Shoppers leave gloves, masks, wipes in parking lots — and it’s a problem

Tribune Content Agency

DETROIT — The spreading coronavirus pandemic is leading to an outbreak of another kind: pollution.

Protective gloves, masks and disinfecting wipes are frequently showing up on the ground instead of in trash bins. It’s not only unsightly, it potentially poses problems for the environment, for wastewater treatment plants — and, at least remotely, provides a possible pathway to infecting others with the COVID-19 virus.

It seems to particularly be a problem outside of supermarkets and big-box retail stores, where patrons shop wearing gloves, then discard them in the parking lot, on the pavement.

Muskegon resident Sham Six described the problem in a Facebook post:

“I am just stupefied by the stupidity and absolute disrespect people have for others,” she wrote. “I went to Walmart to pick up prescriptions for my mom and could not believe all the gloves, masks and wipes thrown all over the parking lot. It’s so sad and just pisses me off. People please! How are we suppose to stop the spread of anything when you throw contaminates all over for others to clean up?”
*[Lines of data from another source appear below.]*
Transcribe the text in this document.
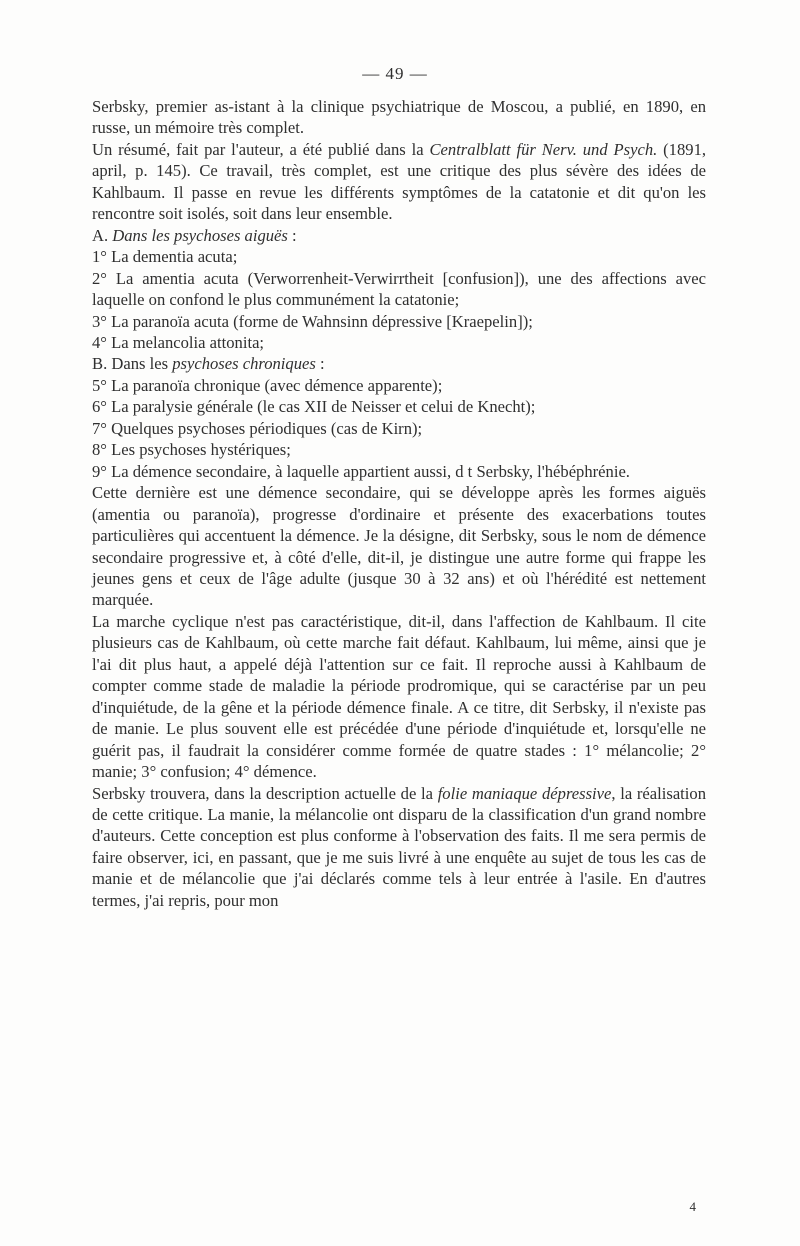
— 49 —

Serbsky, premier as-istant à la clinique psychiatrique de Moscou, a publié, en 1890, en russe, un mémoire très complet.

Un résumé, fait par l'auteur, a été publié dans la Centralblatt für Nerv. und Psych. (1891, april, p. 145). Ce travail, très complet, est une critique des plus sévère des idées de Kahlbaum. Il passe en revue les différents symptômes de la catatonie et dit qu'on les rencontre soit isolés, soit dans leur ensemble.

A. Dans les psychoses aiguës :

1° La dementia acuta;

2° La amentia acuta (Verworrenheit-Verwirrtheit [confusion]), une des affections avec laquelle on confond le plus communément la catatonie;

3° La paranoïa acuta (forme de Wahnsinn dépressive [Kraepelin]);

4° La melancolia attonita;

B. Dans les psychoses chroniques :

5° La paranoïa chronique (avec démence apparente);

6° La paralysie générale (le cas XII de Neisser et celui de Knecht);

7° Quelques psychoses périodiques (cas de Kirn);

8° Les psychoses hystériques;

9° La démence secondaire, à laquelle appartient aussi, d t Serbsky, l'hébéphrénie.

Cette dernière est une démence secondaire, qui se développe après les formes aiguës (amentia ou paranoïa), progresse d'ordinaire et présente des exacerbations toutes particulières qui accentuent la démence. Je la désigne, dit Serbsky, sous le nom de démence secondaire progressive et, à côté d'elle, dit-il, je distingue une autre forme qui frappe les jeunes gens et ceux de l'âge adulte (jusque 30 à 32 ans) et où l'hérédité est nettement marquée.

La marche cyclique n'est pas caractéristique, dit-il, dans l'affection de Kahlbaum. Il cite plusieurs cas de Kahlbaum, où cette marche fait défaut. Kahlbaum, lui même, ainsi que je l'ai dit plus haut, a appelé déjà l'attention sur ce fait. Il reproche aussi à Kahlbaum de compter comme stade de maladie la période prodromique, qui se caractérise par un peu d'inquiétude, de la gêne et la période démence finale. A ce titre, dit Serbsky, il n'existe pas de manie. Le plus souvent elle est précédée d'une période d'inquiétude et, lorsqu'elle ne guérit pas, il faudrait la considérer comme formée de quatre stades : 1° mélancolie; 2° manie; 3° confusion; 4° démence.

Serbsky trouvera, dans la description actuelle de la folie maniaque dépressive, la réalisation de cette critique. La manie, la mélancolie ont disparu de la classification d'un grand nombre d'auteurs. Cette conception est plus conforme à l'observation des faits. Il me sera permis de faire observer, ici, en passant, que je me suis livré à une enquête au sujet de tous les cas de manie et de mélancolie que j'ai déclarés comme tels à leur entrée à l'asile. En d'autres termes, j'ai repris, pour mon

4
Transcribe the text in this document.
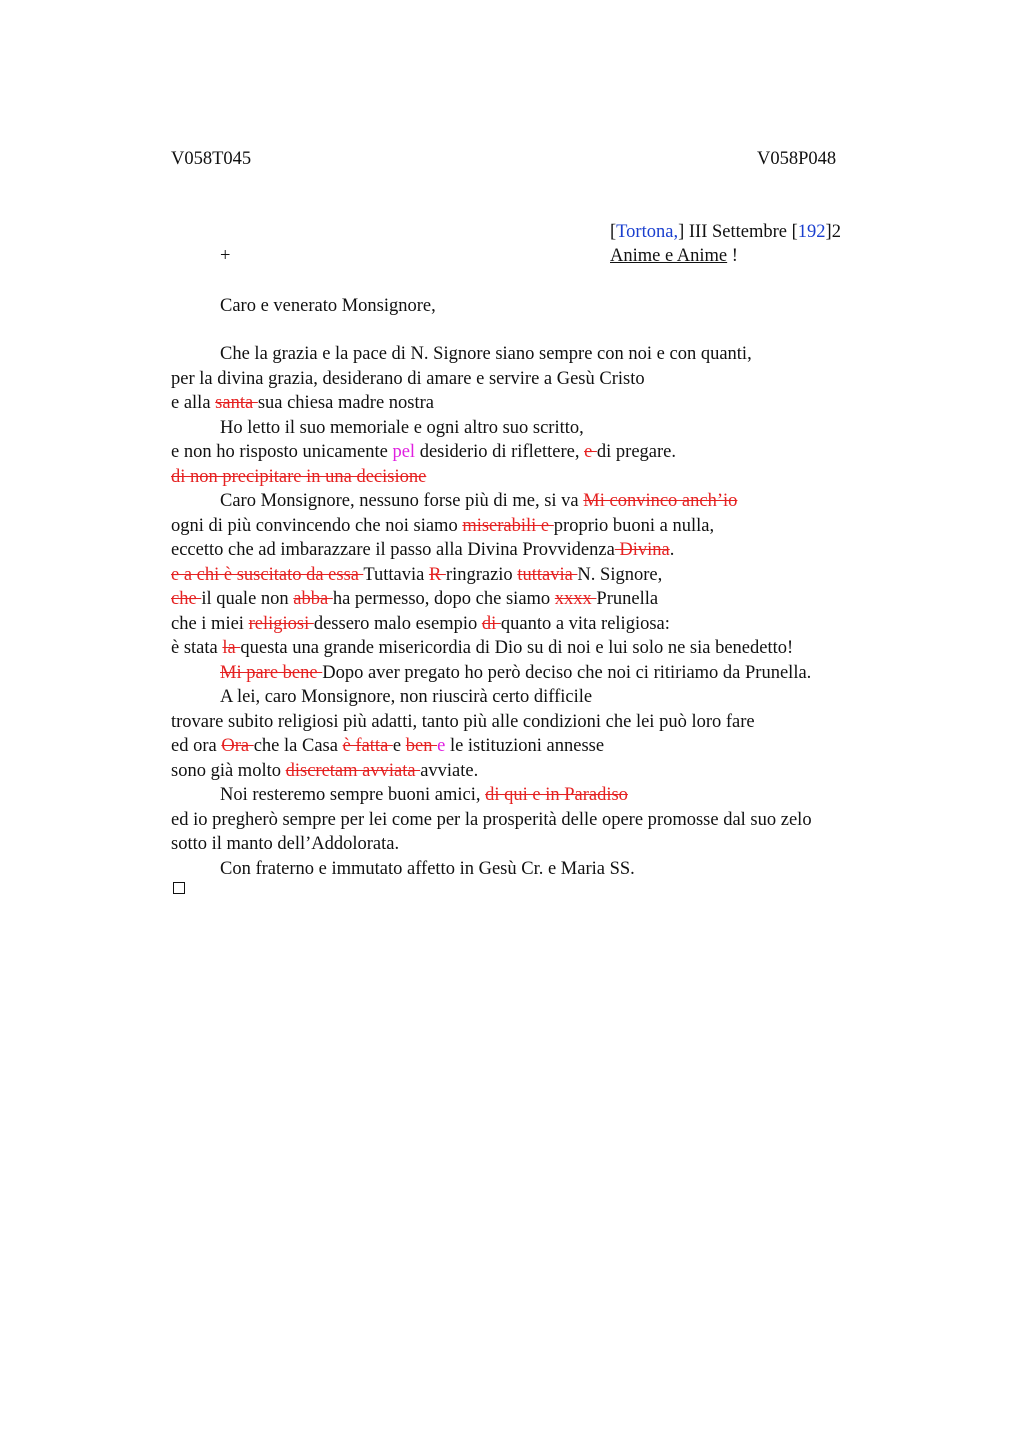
V058T045	V058P048
[Tortona,] III Settembre [192]2
+	Anime e Anime !
Caro e venerato Monsignore,
Che la grazia e la pace di N. Signore siano sempre con noi e con quanti,
per la divina grazia, desiderano di amare e servire a Gesù Cristo
e alla santa sua chiesa madre nostra
Ho letto il suo memoriale e ogni altro suo scritto,
e non ho risposto unicamente pel desiderio di riflettere, e di pregare.
di non precipitare in una decisione
Caro Monsignore, nessuno forse più di me, si va Mi convinco anch’io
ogni di più convincendo che noi siamo miserabili e proprio buoni a nulla,
eccetto che ad imbarazzare il passo alla Divina Provvidenza Divina.
e a chi è suscitato da essa Tuttavia R ringrazio tuttavia N. Signore,
che il quale non abba ha permesso, dopo che siamo xxxx Prunella
che i miei religiosi dessero malo esempio di quanto a vita religiosa:
è stata la questa una grande misericordia di Dio su di noi e lui solo ne sia benedetto!
Mi pare bene Dopo aver pregato ho però deciso che noi ci ritiriamo da Prunella.
A lei, caro Monsignore, non riuscirà certo difficile
trovare subito religiosi più adatti, tanto più alle condizioni che lei può loro fare
ed ora Ora che la Casa è fatta e ben e le istituzioni annesse
sono già molto discretam avviata avviate.
Noi resteremo sempre buoni amici, di qui e in Paradiso
ed io pregherò sempre per lei come per la prosperità delle opere promosse dal suo zelo
sotto il manto dell’Addolorata.
Con fraterno e immutato affetto in Gesù Cr. e Maria SS.
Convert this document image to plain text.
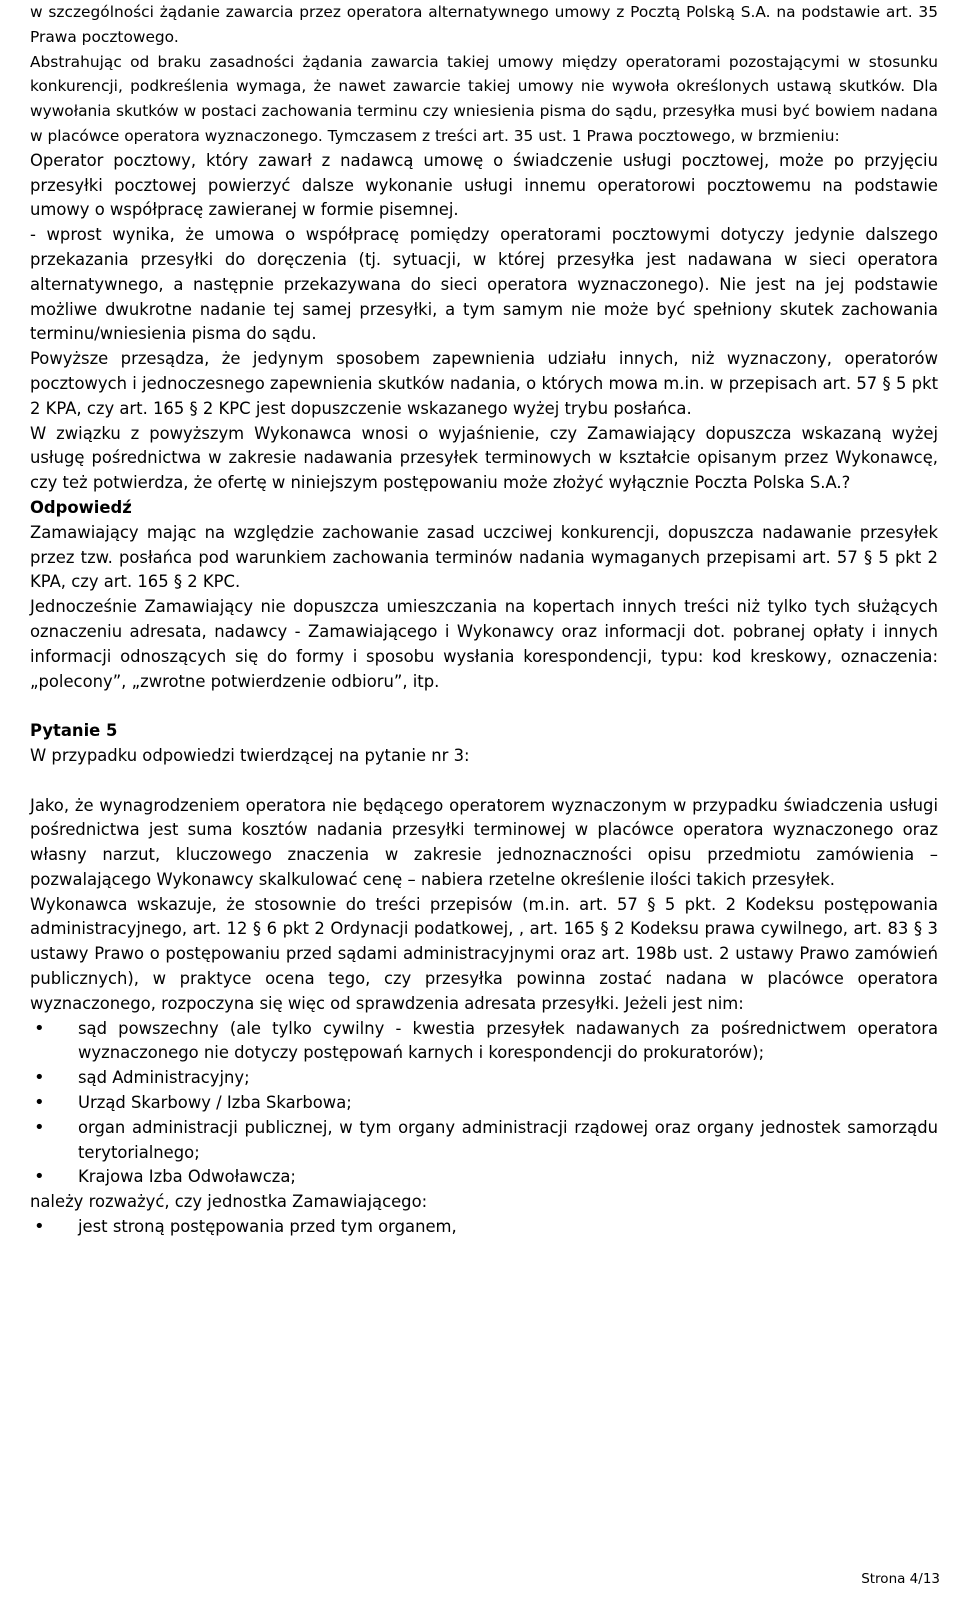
w szczególności żądanie zawarcia przez operatora alternatywnego umowy z Pocztą Polską S.A. na podstawie art. 35 Prawa pocztowego.

Abstrahując od braku zasadności żądania zawarcia takiej umowy między operatorami pozostającymi w stosunku konkurencji, podkreślenia wymaga, że nawet zawarcie takiej umowy nie wywoła określonych ustawą skutków. Dla wywołania skutków w postaci zachowania terminu czy wniesienia pisma do sądu, przesyłka musi być bowiem nadana w placówce operatora wyznaczonego. Tymczasem z treści art. 35 ust. 1 Prawa pocztowego, w brzmieniu:

Operator pocztowy, który zawarł z nadawcą umowę o świadczenie usługi pocztowej, może po przyjęciu przesyłki pocztowej powierzyć dalsze wykonanie usługi innemu operatorowi pocztowemu na podstawie umowy o współpracę zawieranej w formie pisemnej.

- wprost wynika, że umowa o współpracę pomiędzy operatorami pocztowymi dotyczy jedynie dalszego przekazania przesyłki do doręczenia (tj. sytuacji, w której przesyłka jest nadawana w sieci operatora alternatywnego, a następnie przekazywana do sieci operatora wyznaczonego). Nie jest na jej podstawie możliwe dwukrotne nadanie tej samej przesyłki, a tym samym nie może być spełniony skutek zachowania terminu/wniesienia pisma do sądu.

Powyższe przesądza, że jedynym sposobem zapewnienia udziału innych, niż wyznaczony, operatorów pocztowych i jednoczesnego zapewnienia skutków nadania, o których mowa m.in. w przepisach art. 57 § 5 pkt 2 KPA, czy art. 165 § 2 KPC jest dopuszczenie wskazanego wyżej trybu posłańca.

W związku z powyższym Wykonawca wnosi o wyjaśnienie, czy Zamawiający dopuszcza wskazaną wyżej usługę pośrednictwa w zakresie nadawania przesyłek terminowych w kształcie opisanym przez Wykonawcę, czy też potwierdza, że ofertę w niniejszym postępowaniu może złożyć wyłącznie Poczta Polska S.A.?

Odpowiedź

Zamawiający mając na względzie zachowanie zasad uczciwej konkurencji, dopuszcza nadawanie przesyłek przez tzw. posłańca pod warunkiem zachowania terminów nadania wymaganych przepisami art. 57 § 5 pkt 2 KPA, czy art. 165 § 2 KPC.

Jednocześnie Zamawiający nie dopuszcza umieszczania na kopertach innych treści niż tylko tych służących oznaczeniu adresata, nadawcy - Zamawiającego i Wykonawcy oraz informacji dot. pobranej opłaty i innych informacji odnoszących się do formy i sposobu wysłania korespondencji, typu: kod kreskowy, oznaczenia: „polecony”, „zwrotne potwierdzenie odbioru”, itp.

Pytanie 5

W przypadku odpowiedzi twierdzącej na pytanie nr 3:

Jako, że wynagrodzeniem operatora nie będącego operatorem wyznaczonym w przypadku świadczenia usługi pośrednictwa jest suma kosztów nadania przesyłki terminowej w placówce operatora wyznaczonego oraz własny narzut, kluczowego znaczenia w zakresie jednoznaczności opisu przedmiotu zamówienia – pozwalającego Wykonawcy skalkulować cenę – nabiera rzetelne określenie ilości takich przesyłek.

Wykonawca wskazuje, że stosownie do treści przepisów (m.in. art. 57 § 5 pkt. 2 Kodeksu postępowania administracyjnego, art. 12 § 6 pkt 2 Ordynacji podatkowej, , art. 165 § 2 Kodeksu prawa cywilnego, art. 83 § 3 ustawy Prawo o postępowaniu przed sądami administracyjnymi oraz art. 198b ust. 2 ustawy Prawo zamówień publicznych), w praktyce ocena tego, czy przesyłka powinna zostać nadana w placówce operatora wyznaczonego, rozpoczyna się więc od sprawdzenia adresata przesyłki. Jeżeli jest nim:

• sąd powszechny (ale tylko cywilny - kwestia przesyłek nadawanych za pośrednictwem operatora wyznaczonego nie dotyczy postępowań karnych i korespondencji do prokuratorów);
• sąd Administracyjny;
• Urząd Skarbowy / Izba Skarbowa;
• organ administracji publicznej, w tym organy administracji rządowej oraz organy jednostek samorządu terytorialnego;
• Krajowa Izba Odwoławcza;

należy rozważyć, czy jednostka Zamawiającego:

• jest stroną postępowania przed tym organem,
Strona 4/13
It’s not an isolated occurrence. The Free Press checked the parking lots of four local stores. Here’s what it found:

At the Kroger supermarket on Union Lake Road in Commerce Township, 20 protective gloves of various types and colors were found strewn on the parking lot pavement.

At the Walmart Supercenter on North Pontiac Trail Road in Commerce Township, 12 gloves were found strewn throughout the parking lot.

At the Meijer store on Haggerty Road in Commerce Township, seven gloves were in the parking lot.

At the Target store on Haggerty Road in Walled Lake, 12 gloves were strewn about the parking lot.

The most common kinds of protective gloves, made of nitrile, a synthetic rubber, latex, vinyl or other similar materials will last in the environment for years, decades, even centuries, said Nathan Murphy, state director of Environment Michigan, a nonprofit environmental advocacy group based in Ann Arbor.

“In the meantime, they’re out there harming wildlife, like we know plastics pollution already does,” he said.

One of the protective gloves the Free Press found, outside the Kroger supermarket in Commerce Township, was on top of a storm sewer grate, ready to fall through the cracks at the slightest movement.

Throughout most of southeast Michigan, those storm drains lead, unfiltered, to water bodies such as the Clinton or Rouge rivers, ultimately reaching Lake St. Clair and the Great Lakes in many cases, Murphy said.

“There’s a reliance on proper disposal to keep them out of the environment,” he said. “Anyone who’s seen the plastics litter along our beaches knows too much of this stuff is ending up in the environment. Now you’re seeing that with these gloves in those parking lots. It’s a real disappointment because most of those box stores have trash cans right by the doors.”

And the gloves probably are unhelpful when it comes to COVID-19, said Dr. Daniel Havlichek, chief of the Division of Infectious Diseases at Michigan State University.

“The gloves aren’t going to provide any substantial protection — hand-washing (after shopping) would be much better,” he said.

Havlichek said it’s “theoretically possible” that the carelessly discarded gloves pose a COVID-19 exposure threat to whomever picks them up. But an exposure is far more likely from a hard surface or the respiratory secretions from someone coughing or sneezing nearby.

“As a doctor, you never say never,” he said.

Disinfectant wipes are a great way to clean hard surfaces and kill the virus. But such wipes aren’t made for flushing — even those labeled flushable aren’t particularly biodegradable.

The City of East Jordan, in a March 19 Facebook post, illustrated the problem with a matted glob of wipes pulled from the city’s sewer system.

“Our sewer department is seeing an increase in wipes plugging the collection system pumps and pipes,” city officials stated. “Each time a pump gets plugged, an operator has to open it up and manually remove them, exposing themselves to the very same germs you were trying to avoid.”

The solution to all of this pollution isn’t complicated: Proper disposal in a trash can.

“Would you blow your nose and throw your Kleenex on the ground?” Havlichek said. “That’s not good. That’s rude, and not the way we behave in a civilized society.”